Authored date:2006-05-17
The most important clinical application of Diffusion-weighted (DW) magnetic resonance imaging (MRI) is the detection and characterization of cerebral ischemia (1). Recently, a few studies were published to determine the value of DW MRI in healthy parotid glands and systemic disorders affecting parotid glands by measuring ADC values under physiologic and pathologic conditions, or after irradiation (2–4).
In the Department of Otorhinolaryngology in Hamburg, Germany between 80 and 120 patients with tumors are operatively treated per year. Comparable to the literature, between 60 to 80% of these patients suffer from pleomorphic adenoma or Warthin tumors. The missing twenty percent show primary malignant tumors of the parotid gland, or prove to have metastatic disease within the parotid gland. So, most patients are treated under the assumption of a benign primary disease. The difficulty is not only that the operative approach differs among benign and malignant tumorous disease but also that pleomorphic adenoma has to be treated more aggressively in comparison to Warthin tumors, due to their higher recurrence rate (5).
All examinations were performed using a MAGNETOM Symphony with a Quantum gradient system, with 30 mT/m maximum gradient capability and a maximum slew rate of 125 mT/m/sec. The lower part of the circularly polarized (CP) head coil and a standard two-element CP neck array coil were used. The flexibility of the neck array coil allowed positioning the N1 element right next to the parotid gland. An axial diffusion-weighted EPI (echo-planar imaging) sequence (TR 1,500 ms / TE 77 ms) was obtained with a matrix of 119 x 128, a field of view of 250 x 250 mm (pixel size
2.10 x 1.95 mm), 6 excitations, and a section thickness of 5 mm with an interslice gap of 1 mm. A parallel imaging technique (modified Sensitivity Encoding algorithm (mSENSE)) with an acceleration factor of two with twelve additional lines for self calibrating was applied. A bandwidth of 1502 Hz/pixel was used and 12 slices were acquired.
The b factors used were 0 s/mm2, 500 s/mm2 and 1,000 s/mm2. Fat suppression was achieved by placing the frequency-selective radio-frequency pulse before the pulse sequence. The automatic 3D-shim routine of the magnet used the slice block as the shim volume. The total acquisition time of this sequence was 1:14 mins.
Evaluation of the ADC maps were performed using the analyzing software MRIcro (Chris Rorden, University of Nottingham, Great Britain), which lists every pixel intensity of each ADC slice in a single ROI output file per patient.
46-year-old female patient with a palpable, painless mass of the right cheek.
The T1-weighted images (1) showed a tumor in the right parotid gland with muscle isointense appearance.
The T2-weighted images (A) showed an intraparotideal mass with higher signal intensity as the surrounding parotid gland tissue and the muscles.
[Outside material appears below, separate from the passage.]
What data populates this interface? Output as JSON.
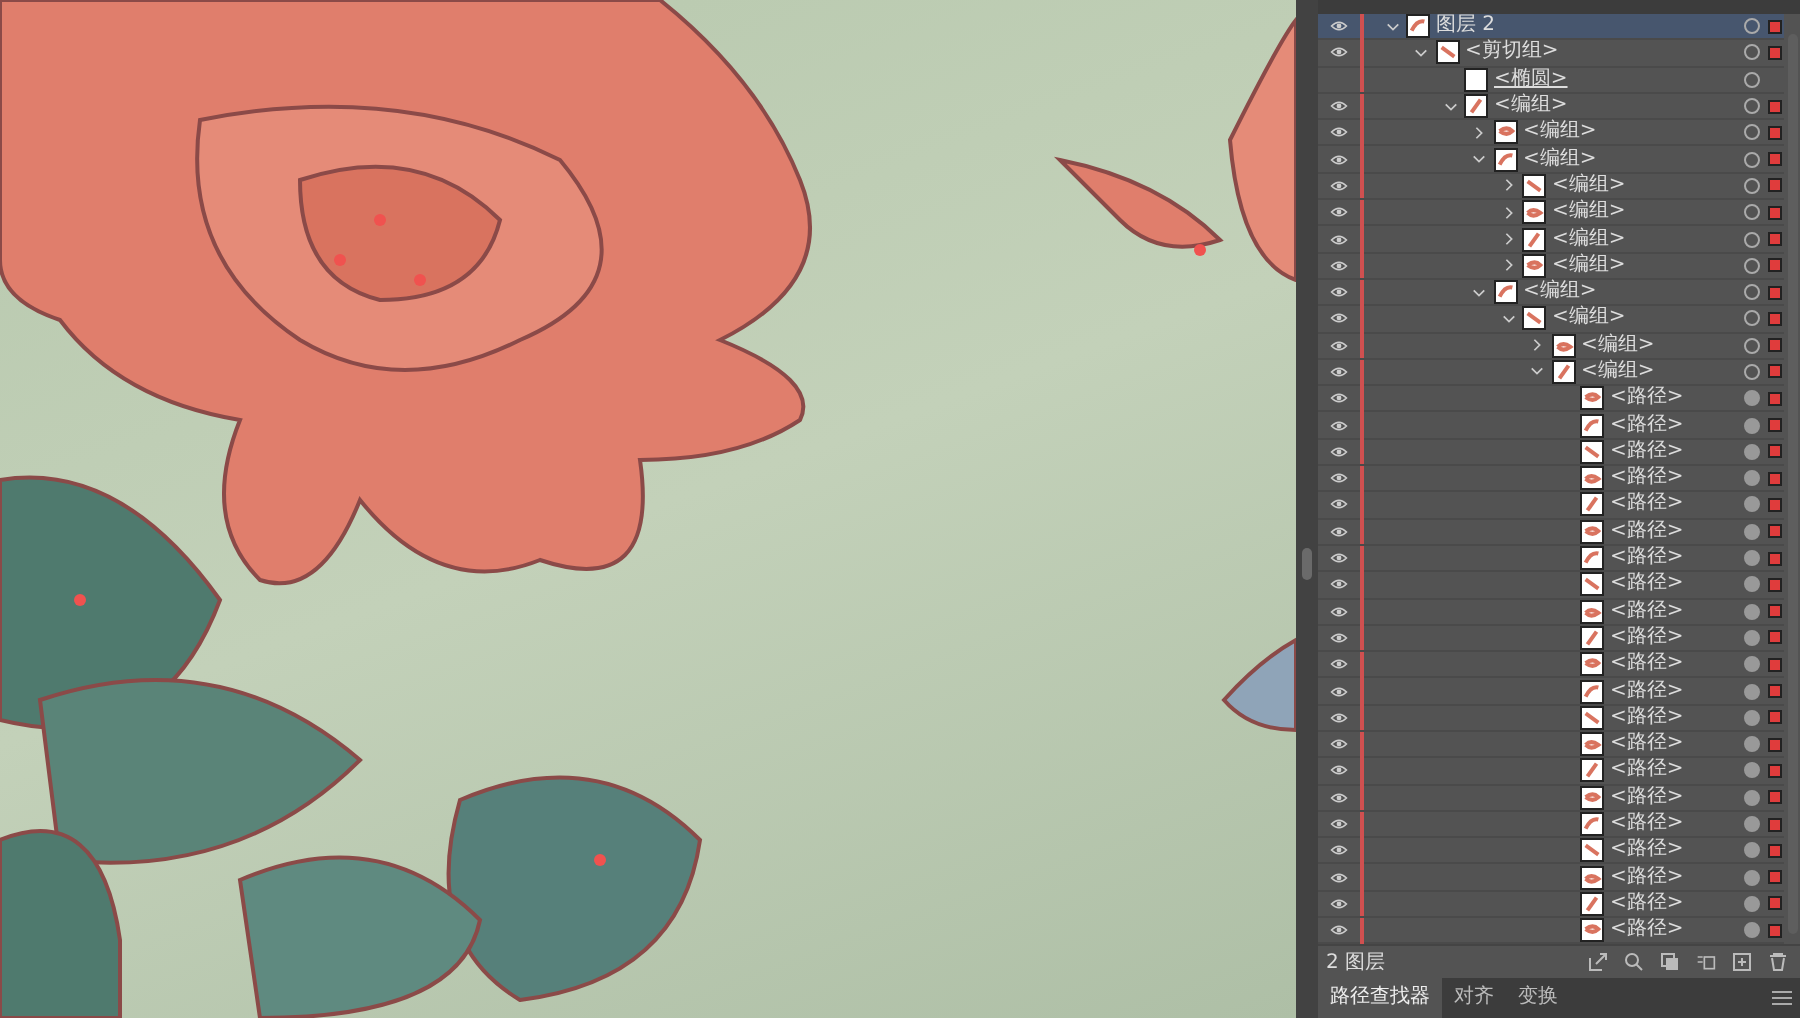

Concerning the ADC images a fairly low value could be obtained (1.28 x 10–3 mm2/s ± 0.11 x
10–3 mm2/s). Images show a histologically proven salivary duct carcinoma.
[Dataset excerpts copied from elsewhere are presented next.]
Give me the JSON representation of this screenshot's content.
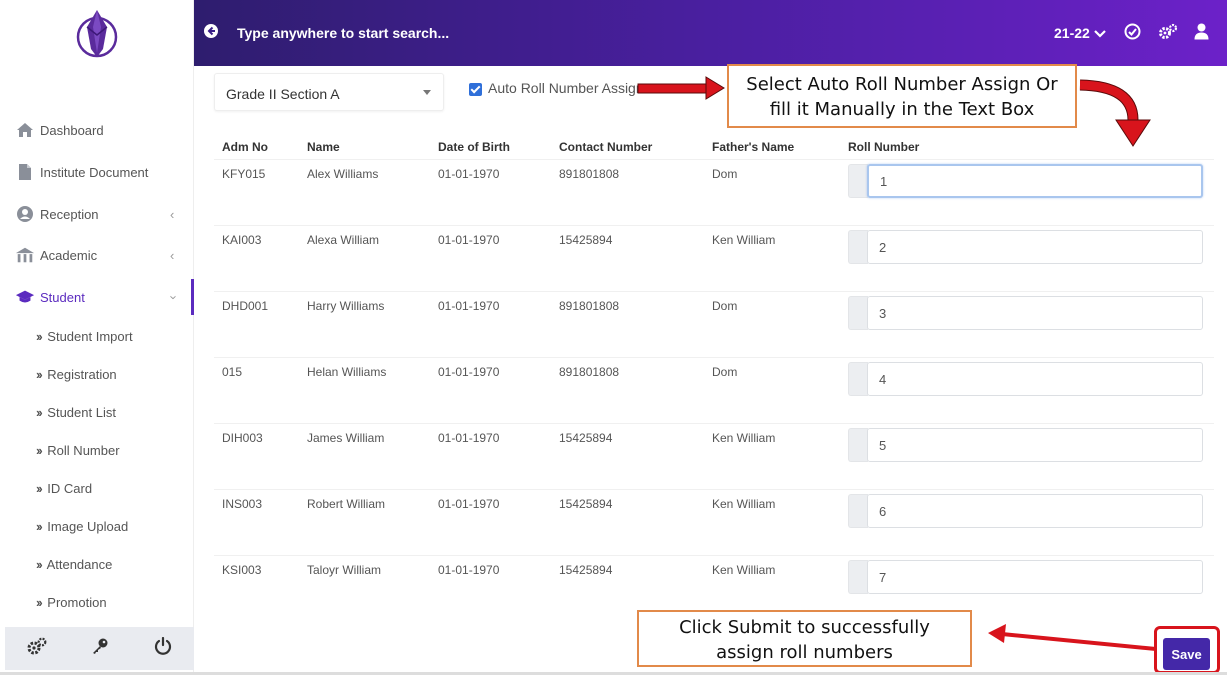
{
  "header": {
    "search_placeholder": "Type anywhere to start search...",
    "session": "21-22"
  },
  "sidebar": {
    "items": [
      {
        "label": "Dashboard",
        "icon": "home-icon"
      },
      {
        "label": "Institute Document",
        "icon": "document-icon"
      },
      {
        "label": "Reception",
        "icon": "user-circle-icon"
      },
      {
        "label": "Academic",
        "icon": "building-icon"
      },
      {
        "label": "Student",
        "icon": "graduation-cap-icon"
      }
    ],
    "student_sub": [
      "Student Import",
      "Registration",
      "Student List",
      "Roll Number",
      "ID Card",
      "Image Upload",
      "Attendance",
      "Promotion"
    ]
  },
  "filters": {
    "class_section": "Grade II Section A",
    "auto_roll_label": "Auto Roll Number Assign",
    "auto_roll_checked": true
  },
  "table": {
    "headers": [
      "Adm No",
      "Name",
      "Date of Birth",
      "Contact Number",
      "Father's Name",
      "Roll Number"
    ],
    "rows": [
      {
        "adm": "KFY015",
        "name": "Alex Williams",
        "dob": "01-01-1970",
        "contact": "891801808",
        "father": "Dom",
        "roll": "1"
      },
      {
        "adm": "KAI003",
        "name": "Alexa William",
        "dob": "01-01-1970",
        "contact": "15425894",
        "father": "Ken William",
        "roll": "2"
      },
      {
        "adm": "DHD001",
        "name": "Harry Williams",
        "dob": "01-01-1970",
        "contact": "891801808",
        "father": "Dom",
        "roll": "3"
      },
      {
        "adm": "015",
        "name": "Helan Williams",
        "dob": "01-01-1970",
        "contact": "891801808",
        "father": "Dom",
        "roll": "4"
      },
      {
        "adm": "DIH003",
        "name": "James William",
        "dob": "01-01-1970",
        "contact": "15425894",
        "father": "Ken William",
        "roll": "5"
      },
      {
        "adm": "INS003",
        "name": "Robert William",
        "dob": "01-01-1970",
        "contact": "15425894",
        "father": "Ken William",
        "roll": "6"
      },
      {
        "adm": "KSI003",
        "name": "Taloyr William",
        "dob": "01-01-1970",
        "contact": "15425894",
        "father": "Ken William",
        "roll": "7"
      }
    ]
  },
  "actions": {
    "save_label": "Save"
  },
  "annotations": {
    "auto_roll_note_line1": "Select Auto Roll Number Assign Or",
    "auto_roll_note_line2": "fill it Manually in the Text Box",
    "submit_note_line1": "Click Submit to successfully",
    "submit_note_line2": "assign roll numbers"
  },
  "colors": {
    "header_gradient_start": "#2e1d6e",
    "header_gradient_end": "#6c21c9",
    "accent": "#5b2bbf",
    "save_button": "#4428a8",
    "annotation_arrow": "#d8141c",
    "callout_border": "#e28a4a"
  }
}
76-year-old male patient with a palpable, painless mass of the right cheek.
The morphologic appearance of this tumor is very similar to the tumor presented in case 1. In both patients contrast enhancement gave no additional information regarding the tumor. In contrast to case 1, the ADC images showed an obvious higher diffusion within the tumor (2.06 x 10–3 mm2/s ± 0.15 x 10–3 mm2/s). Histology revealed a pleomorphic adenoma.
DW MR imaging seems to be a valuable tool to differentiate not only benign from malignant lesions, as shown in the two patients above, but also to differentiate between malignant and benign primary lesions of parotid glands (6). In our ENT department it has become an obligatory second line imaging tool prior to surgery for planning the operative strategy. Up to now, 135 patients with primary lesions of parotid and submandibular glands were examined with DW MR imaging, with no failure to provide the diagnosis.